The elimination of the collection of information requirements in the covered opinion rules in the regulations are expected to save tax practitioners both time and money, a minimum of $5,333,200, according to the IRS. The savings would come from the elimination of the provisions in the former regulations requiring practitioners to make certain disclosures in a covered opinion. The IRS estimated that about 100,000 practitioners would be required to comply with the old rules and would need an average of eight minutes each to comply, for a total burden of 13,333 hours.
Like the proposed regulations, the final Section 10.37 replaces the covered opinion rules with principles to which all practitioners must adhere when rendering written advice. Specifically, it states affirmatively the standards to which a practitioner must adhere when providing written advice on a federal tax matter.

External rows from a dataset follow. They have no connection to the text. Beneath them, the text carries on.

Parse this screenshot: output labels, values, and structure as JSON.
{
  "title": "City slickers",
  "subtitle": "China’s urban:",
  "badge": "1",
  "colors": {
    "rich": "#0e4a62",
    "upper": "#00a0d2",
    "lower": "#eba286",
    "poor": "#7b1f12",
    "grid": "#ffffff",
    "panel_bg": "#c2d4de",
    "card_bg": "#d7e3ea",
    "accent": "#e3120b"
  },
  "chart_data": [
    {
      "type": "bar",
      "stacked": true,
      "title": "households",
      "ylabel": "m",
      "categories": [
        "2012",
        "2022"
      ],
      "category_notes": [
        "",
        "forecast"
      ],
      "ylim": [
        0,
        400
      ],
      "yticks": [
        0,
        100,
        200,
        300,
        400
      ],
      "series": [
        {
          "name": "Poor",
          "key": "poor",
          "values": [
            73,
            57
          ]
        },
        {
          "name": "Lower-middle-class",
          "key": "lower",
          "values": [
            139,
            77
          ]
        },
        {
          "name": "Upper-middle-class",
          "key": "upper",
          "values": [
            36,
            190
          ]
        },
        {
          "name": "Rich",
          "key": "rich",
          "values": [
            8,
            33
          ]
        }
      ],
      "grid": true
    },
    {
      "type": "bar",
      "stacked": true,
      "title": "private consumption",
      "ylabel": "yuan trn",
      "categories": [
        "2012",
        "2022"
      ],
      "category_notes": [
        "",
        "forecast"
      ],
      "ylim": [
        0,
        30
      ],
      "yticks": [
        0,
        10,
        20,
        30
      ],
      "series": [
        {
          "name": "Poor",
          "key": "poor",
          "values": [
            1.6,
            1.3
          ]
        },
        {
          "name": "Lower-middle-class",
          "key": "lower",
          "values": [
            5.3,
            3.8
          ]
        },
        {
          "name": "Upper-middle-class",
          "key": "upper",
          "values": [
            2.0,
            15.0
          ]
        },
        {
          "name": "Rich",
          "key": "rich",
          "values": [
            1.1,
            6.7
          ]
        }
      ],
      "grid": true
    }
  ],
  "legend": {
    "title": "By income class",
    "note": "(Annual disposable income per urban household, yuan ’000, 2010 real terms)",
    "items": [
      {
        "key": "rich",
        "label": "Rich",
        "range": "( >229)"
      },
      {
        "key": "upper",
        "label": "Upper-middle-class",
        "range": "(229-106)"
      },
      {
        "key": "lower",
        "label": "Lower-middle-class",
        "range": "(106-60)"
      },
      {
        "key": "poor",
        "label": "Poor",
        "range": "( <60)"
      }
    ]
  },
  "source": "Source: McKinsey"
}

Section 10.37 requires, among other things, that the practitioner base all written advice on reasonable factual and legal assumptions, exercise reasonable reliance, and consider all relevant facts that the practitioner knows or reasonably should know. A practitioner must also use reasonable efforts to identify and ascertain the facts relevant to written advice on a federal tax matter.
As under the proposed regulations, the final regulations do not require that the practitioner describe in the written advice the relevant facts (including assumptions and representations), the application of the law to those facts, and the practitioner's conclusion with respect to the law and the facts. Instead, the scope of the engagement and the type and specificity of the advice sought by the client, in addition to all other appropriate facts and circumstances, will be the factors in determining the extent to which the relevant facts, application of the law to those facts, and the practitioners conclusion with respect to the law and the facts must be set forth in the written advice.
Also, under the new regulations, unlike the old ones, the practitioner may consider these factors in determining the scope of the written advice. Further, the determination of whether a practitioner has failed to comply with the requirements of Section 10.37 will be based on all facts and circumstances, not on whether each requirement is addressed in the written advice.
Several commenters were concerned that the proposed regulations did not include a requirement that the practitioner consider relevant legal authorities and relate that law to the relevant facts. While this requirement was not expressly stated in the proposed regulations, the Treasury and the IRS believed that it was implicit in the requirement that practitioners base the written advice on reasonable legal and factual assumptions. To further clarify, however, the final regulations add this requirement. Although the final regulations, unlike the former rules, do not impose a specific requirement for a practitioner to include in the written advice itself any particular piece of information or analysis, the Treasury and the IRS are encouraging practitioners to describe all relevant facts, law, analysis and assumptions under the appropriate circumstances.
Some commenters requested clarification that Section 10.37 will be applied on the basis of what is reasonable under the facts and circumstances. They noted that the proposed regulations did not affirmatively provide that a practitioner should reasonably consider all facts and circumstances in determining their obligations. The Treasury and the IRS agree that practitioners should consider what is reasonable under the facts and circumstances when providing written advice. Although they believe the proposed regulations accurately reflected that principle, the regulations have been clarified to more explicitly include the requirement.
Michael Cohn is the editor-in-chief of AccountingToday.com.